La fête mensuelle du JCC offre aux survivants – qu’ils soient parfaitement lucides et indépendants ou qu’ils aient besoin de soins à plein temps – l’occasion de se connecter les uns aux autres dans un environnement facile, à faibles enjeux et à faible engagement. Pour la plupart des participants, le JCCGCI organise le transport, soit en les récupérant dans un minibus (beaucoup vivent à Flatbush, Midwood, Coney Island ou Borough Park), soit en organisant un service de voiture.
Judith Weiss a déclaré qu’elle avait commencé à venir aux soirées du Club 2600 il y a quatre ans, lorsque son mari est décédé. « Il a été malade pendant un moment, alors je ne suis allé nulle part. Je ne connaissais personne. Je n’ai commencé à voyager que depuis son décès », a-t-elle déclaré.
Désormais, les fêtes sont le principal moyen pour elle de rester impliquée dans le JCCGCI. Chaque mois, ils viennent la chercher chez elle à Flatbush, la conduisent à la fête et la ramènent ensuite chez elle. « Je vais voir des gens », a déclaré Weiss, 87 ans. «Je vais plus 1706230555 que toutes les années précédentes réunies.

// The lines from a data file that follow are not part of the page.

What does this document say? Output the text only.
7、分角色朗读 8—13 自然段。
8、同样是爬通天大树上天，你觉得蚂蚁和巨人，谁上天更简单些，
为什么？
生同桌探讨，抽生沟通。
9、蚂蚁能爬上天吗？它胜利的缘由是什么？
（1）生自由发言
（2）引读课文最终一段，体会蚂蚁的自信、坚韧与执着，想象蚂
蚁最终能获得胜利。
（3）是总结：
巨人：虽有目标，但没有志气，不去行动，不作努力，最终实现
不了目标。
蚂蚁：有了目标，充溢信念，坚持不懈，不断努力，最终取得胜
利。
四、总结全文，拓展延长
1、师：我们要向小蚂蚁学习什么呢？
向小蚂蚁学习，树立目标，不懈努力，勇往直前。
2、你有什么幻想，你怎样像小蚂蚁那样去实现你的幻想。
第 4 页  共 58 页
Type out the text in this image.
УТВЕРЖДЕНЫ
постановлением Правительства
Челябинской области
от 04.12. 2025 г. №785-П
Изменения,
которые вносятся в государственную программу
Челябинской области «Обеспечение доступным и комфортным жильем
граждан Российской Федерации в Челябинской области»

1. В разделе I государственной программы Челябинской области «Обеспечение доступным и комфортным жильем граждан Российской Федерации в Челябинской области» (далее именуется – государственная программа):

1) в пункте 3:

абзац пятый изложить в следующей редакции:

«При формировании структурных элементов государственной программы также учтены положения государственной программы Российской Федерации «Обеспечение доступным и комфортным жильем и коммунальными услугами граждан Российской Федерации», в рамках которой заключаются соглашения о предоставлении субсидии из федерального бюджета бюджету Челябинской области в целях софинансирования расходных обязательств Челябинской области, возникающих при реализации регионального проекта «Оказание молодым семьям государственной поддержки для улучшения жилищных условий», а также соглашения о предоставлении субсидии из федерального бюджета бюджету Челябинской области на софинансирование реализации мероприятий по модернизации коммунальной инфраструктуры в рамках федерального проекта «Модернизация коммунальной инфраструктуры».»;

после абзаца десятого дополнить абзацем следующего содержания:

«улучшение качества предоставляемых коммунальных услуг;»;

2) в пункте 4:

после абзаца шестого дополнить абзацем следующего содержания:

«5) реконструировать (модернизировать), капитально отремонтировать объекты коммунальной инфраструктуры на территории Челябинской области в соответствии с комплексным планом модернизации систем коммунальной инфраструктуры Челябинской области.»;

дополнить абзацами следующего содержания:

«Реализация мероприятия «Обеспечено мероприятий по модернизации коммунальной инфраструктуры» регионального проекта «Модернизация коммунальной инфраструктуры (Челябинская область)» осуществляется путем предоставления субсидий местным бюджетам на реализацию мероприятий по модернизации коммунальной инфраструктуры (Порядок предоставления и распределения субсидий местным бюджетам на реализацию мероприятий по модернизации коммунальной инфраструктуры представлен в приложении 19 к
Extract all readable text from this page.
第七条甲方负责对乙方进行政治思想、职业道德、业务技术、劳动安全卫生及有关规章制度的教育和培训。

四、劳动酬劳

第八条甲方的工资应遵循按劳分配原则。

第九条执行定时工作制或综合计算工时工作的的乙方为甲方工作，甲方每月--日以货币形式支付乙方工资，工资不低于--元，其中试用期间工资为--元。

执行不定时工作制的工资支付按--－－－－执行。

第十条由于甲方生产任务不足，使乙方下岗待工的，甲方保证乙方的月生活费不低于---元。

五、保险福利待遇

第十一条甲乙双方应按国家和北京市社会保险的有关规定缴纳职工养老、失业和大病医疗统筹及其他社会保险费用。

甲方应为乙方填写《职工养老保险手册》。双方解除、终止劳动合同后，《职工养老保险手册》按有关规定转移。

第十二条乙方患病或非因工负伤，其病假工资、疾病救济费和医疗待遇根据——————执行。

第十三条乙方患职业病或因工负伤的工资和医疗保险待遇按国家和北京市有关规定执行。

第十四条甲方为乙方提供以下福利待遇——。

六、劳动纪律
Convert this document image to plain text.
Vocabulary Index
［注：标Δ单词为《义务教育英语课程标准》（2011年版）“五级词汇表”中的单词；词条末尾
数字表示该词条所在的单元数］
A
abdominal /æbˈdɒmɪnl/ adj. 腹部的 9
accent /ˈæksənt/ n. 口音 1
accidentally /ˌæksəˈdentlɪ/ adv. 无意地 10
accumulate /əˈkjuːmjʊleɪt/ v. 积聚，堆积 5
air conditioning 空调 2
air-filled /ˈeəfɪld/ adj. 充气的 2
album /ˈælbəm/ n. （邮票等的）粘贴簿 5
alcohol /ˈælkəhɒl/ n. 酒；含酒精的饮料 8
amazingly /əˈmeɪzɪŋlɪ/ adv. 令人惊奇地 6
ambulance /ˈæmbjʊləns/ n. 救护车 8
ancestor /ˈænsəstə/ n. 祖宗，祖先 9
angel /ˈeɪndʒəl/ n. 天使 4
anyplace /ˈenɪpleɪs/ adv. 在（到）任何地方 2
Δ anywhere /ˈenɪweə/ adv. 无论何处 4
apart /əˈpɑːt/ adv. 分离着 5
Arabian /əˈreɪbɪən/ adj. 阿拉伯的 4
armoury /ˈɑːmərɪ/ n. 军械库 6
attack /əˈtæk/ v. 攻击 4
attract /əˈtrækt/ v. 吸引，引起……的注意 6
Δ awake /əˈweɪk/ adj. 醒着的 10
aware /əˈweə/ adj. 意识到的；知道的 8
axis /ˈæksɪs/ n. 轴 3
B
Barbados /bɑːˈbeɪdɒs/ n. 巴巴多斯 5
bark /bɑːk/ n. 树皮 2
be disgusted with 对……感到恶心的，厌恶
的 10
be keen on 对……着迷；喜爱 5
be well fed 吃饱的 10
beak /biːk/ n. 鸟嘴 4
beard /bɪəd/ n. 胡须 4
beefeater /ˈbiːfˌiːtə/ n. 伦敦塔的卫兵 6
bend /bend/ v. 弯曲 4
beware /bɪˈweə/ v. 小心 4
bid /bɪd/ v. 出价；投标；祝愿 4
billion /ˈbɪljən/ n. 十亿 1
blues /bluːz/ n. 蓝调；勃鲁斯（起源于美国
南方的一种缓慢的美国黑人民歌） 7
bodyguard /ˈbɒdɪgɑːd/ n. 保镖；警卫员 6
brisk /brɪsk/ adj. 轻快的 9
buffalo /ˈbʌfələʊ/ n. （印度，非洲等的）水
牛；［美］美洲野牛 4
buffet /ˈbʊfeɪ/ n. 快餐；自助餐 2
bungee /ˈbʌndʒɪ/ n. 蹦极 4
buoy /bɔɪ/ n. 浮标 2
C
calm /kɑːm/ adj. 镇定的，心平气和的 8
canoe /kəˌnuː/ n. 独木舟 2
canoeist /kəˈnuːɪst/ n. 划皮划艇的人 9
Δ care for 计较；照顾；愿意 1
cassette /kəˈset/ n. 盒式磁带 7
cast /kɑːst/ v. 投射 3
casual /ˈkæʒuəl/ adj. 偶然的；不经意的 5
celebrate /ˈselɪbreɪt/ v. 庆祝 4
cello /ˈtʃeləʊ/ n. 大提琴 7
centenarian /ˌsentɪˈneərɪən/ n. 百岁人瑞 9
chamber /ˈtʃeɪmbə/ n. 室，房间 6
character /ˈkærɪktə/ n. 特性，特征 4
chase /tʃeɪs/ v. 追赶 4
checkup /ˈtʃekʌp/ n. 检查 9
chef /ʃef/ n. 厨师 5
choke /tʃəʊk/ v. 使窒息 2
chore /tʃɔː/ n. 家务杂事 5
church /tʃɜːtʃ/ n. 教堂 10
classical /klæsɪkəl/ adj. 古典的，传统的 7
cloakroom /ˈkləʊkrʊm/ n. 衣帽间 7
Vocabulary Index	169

Malgré l’âge avancé des participants, de nouvelles connexions peuvent toujours être établies. Il y a quelques mois, lors d’une fête, Weiss attendait de monter dans le bus pour rentrer chez elle lorsqu’elle a entendu une autre femme, Katy Lowy, parler hongrois, la langue de son enfance. Weiss a entendu les femmes mentionner une briqueterie particulière transformée en ghetto à Debrecen, en Hongrie, où de nombreux Juifs locaux ont été rassemblés pour être emmenés dans des camps de concentration.
« J’ai dit : ‘Tu étais là ? J’étais là », se souvient Weiss – et il s’avère qu’elle et Lowy s’étaient vus pour la dernière fois lorsque Weiss avait 7 ans et Lowy 10 ans. Tous deux se souviennent du voyage pénible de six jours qu’ils ont effectué dans des wagons à bestiaux en juin. 1944 — Weiss est finalement emmené au camp de concentration de Theresienstadt et Lowy à Mauthausen.
« Bien des années plus tard, je n’avais jamais rencontré quelqu’un qui se trouvait à cet endroit particulier à ce moment précis », a déclaré Weiss à la Semaine juive de New York. « C’est étrange. Je me sentais là-bas, à 7 ans.
Pourtant, malgré les expériences déchirantes endurées par les survivants pendant l’Holocauste, l’ambiance dans la salle de restauration est nettement insouciante. Vers la fin de la fête de deux heures, l’un des travailleurs sociaux, Zehava Birman Wallace se dirige vers le micro et souhaite chaleureusement un « joyeux anniversaire » à toutes les personnes présentes dans la salle qui en ont célébré un depuis le dernier rassemblement, distribuant des roses en cadeau.
Un homme, fatigué par la danse, se lève pour partir. «J’habite à proximité», a-t-il déclaré, expliquant qu’il peut rentrer chez lui à pied et qu’il n’a pas besoin de bus.
Un immense sourire apparaît sur son visage. « C’était tellement génial », dit-il à Kelman en plaçant un chapeau sur sa tête et en se dirigeant vers la porte d’entrée. « Je me sens si heureux. Merci beaucoup. »
Cet article a été initialement publié sur JTA.org.